The chase effort didn’t work as the three chasers were caught. This allowed the peloton to slow down and after the gap had been down to 1.35, it was again 2.20 when Blain beat Venturini and Boudat in the final intermediate sprint.

 

The peloton explodes

As the peloton hit the final climb, Sky accelerated significantly which was too much for Martin Mortensen (Cult Energy Pro Cycling), David Lopez Garcia (Team Sky), Robin Stenuit (Wanty Group Gobert), John Gadret (Movistar Team), Steven Lammertink (Team Lotto Nl-Jumbo), Benoît Vaugrenard (FDJ), Stijn Vandenbergh (Etixx-Quick Step), Romain Pillon (Roubaix-Lille Métropole), Benjamin Giraud (Team Marseille 13-KTM) and Lukasz Wisniowski (Etixx-Quick Step) who were all dropped. When the gap was down to 1.20, Karel Hnik (Cult) and Christophe Laporte (Cofidis) tried to bridge across.

 

De Winter and Brun attacked on the descent after Combaud had led Venturini and Boudat over the top and they quickly out 20 seconds into their chasers.

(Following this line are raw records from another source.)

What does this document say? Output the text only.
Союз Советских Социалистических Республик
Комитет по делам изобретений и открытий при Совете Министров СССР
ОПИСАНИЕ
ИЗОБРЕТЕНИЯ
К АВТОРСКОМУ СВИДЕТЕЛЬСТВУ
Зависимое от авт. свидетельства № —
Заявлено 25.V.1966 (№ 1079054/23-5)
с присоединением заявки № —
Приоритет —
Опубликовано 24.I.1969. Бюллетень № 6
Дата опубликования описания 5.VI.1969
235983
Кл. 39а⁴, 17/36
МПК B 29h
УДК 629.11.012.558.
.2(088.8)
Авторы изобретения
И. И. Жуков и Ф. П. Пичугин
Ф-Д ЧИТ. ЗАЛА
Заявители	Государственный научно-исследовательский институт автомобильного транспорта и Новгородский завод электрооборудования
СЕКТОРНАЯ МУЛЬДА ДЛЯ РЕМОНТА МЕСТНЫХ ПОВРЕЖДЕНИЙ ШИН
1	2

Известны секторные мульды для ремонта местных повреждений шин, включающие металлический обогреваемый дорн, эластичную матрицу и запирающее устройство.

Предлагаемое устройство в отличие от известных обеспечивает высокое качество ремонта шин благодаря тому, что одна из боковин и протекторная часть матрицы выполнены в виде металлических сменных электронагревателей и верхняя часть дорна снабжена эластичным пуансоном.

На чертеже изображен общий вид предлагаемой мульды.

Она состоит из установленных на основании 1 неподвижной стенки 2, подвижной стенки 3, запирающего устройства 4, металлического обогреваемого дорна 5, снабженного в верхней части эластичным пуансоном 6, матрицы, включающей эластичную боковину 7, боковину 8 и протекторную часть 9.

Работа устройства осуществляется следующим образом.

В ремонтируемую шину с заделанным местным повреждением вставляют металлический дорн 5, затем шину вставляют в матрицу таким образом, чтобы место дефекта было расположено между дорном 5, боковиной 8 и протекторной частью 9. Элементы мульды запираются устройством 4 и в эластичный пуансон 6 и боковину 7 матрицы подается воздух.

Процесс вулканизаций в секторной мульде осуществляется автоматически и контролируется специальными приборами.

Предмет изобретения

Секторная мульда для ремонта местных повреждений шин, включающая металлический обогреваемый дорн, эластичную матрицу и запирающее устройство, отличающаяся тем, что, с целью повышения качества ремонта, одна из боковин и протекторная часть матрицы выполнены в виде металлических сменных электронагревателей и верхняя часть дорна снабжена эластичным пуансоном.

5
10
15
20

Meanwhile, the peloton brought.

 

Alaphilippe marks the moves

A Sky rider tried to attack and was joined by one from Bretagne and MTN but they were caught immediately. Instead, the pace went down a bit and the gap was still 1 minute with 20km to go. Here the chasers were already 45 seconds behind.

 

The chasers were caught when the peloton accelerated and sent several riders out the back door, including Alex Kirsch (Cult Energy Pro Cycling), Nathan Earle (Team Sky), Benoit Jarrier (Bretagne-Séché Environnement), Benjamin Thomas (Armee de Terre), Luke Rowe (Team Sky), Alex Dowsett (Movistar Team) and Clément Venturini ( Cofidis). However, Combaud refused to give up and attacked alongside Wout Poels (Sky) and Julian Alaphilippe (Etixx-QuickSTep) but they had no success either.

 

Etixx-QuickStep in control

With 15km to go, the gap was down to 30 seconds. Moments later, they crossed the finish line to start the final lap where Laporte and Alaphilippe took off. They stayed clear for a few kilometres but were quicly brought back.

 

A Wallonie rider briefly tried to get clear but he had no success as Sky and Europcar were riding on the front, keeping the gap at 30 seconds. Etixx-QuickStep again took control as they entered the final 10km.

 

Trentin takes the win

De Winter tried to drop Brun but he had no success and the pair were still together when they entered the final 8km with a 20-second advantage. Alaphilippe took some huge turns and he ended the day for the breakaway with 5km to go.

 

The peloton was exploding and Jean-Christophe Peraud (Ag2r) was among the many riders to get dropped. Meanwhile, the trains were preparing for a sprint finish and quickly brought Angelo Tulik (Europcar) back when he attacked 2km from the finish.

 

Like yesterday Anthony Turgis (Cofidis) was the next to try and he still had an advantage when he passed the flamme rouge. However, he was brought back by the Etixx-QuickStep train and it was Martin who set Trentin up for the win with 500m to go.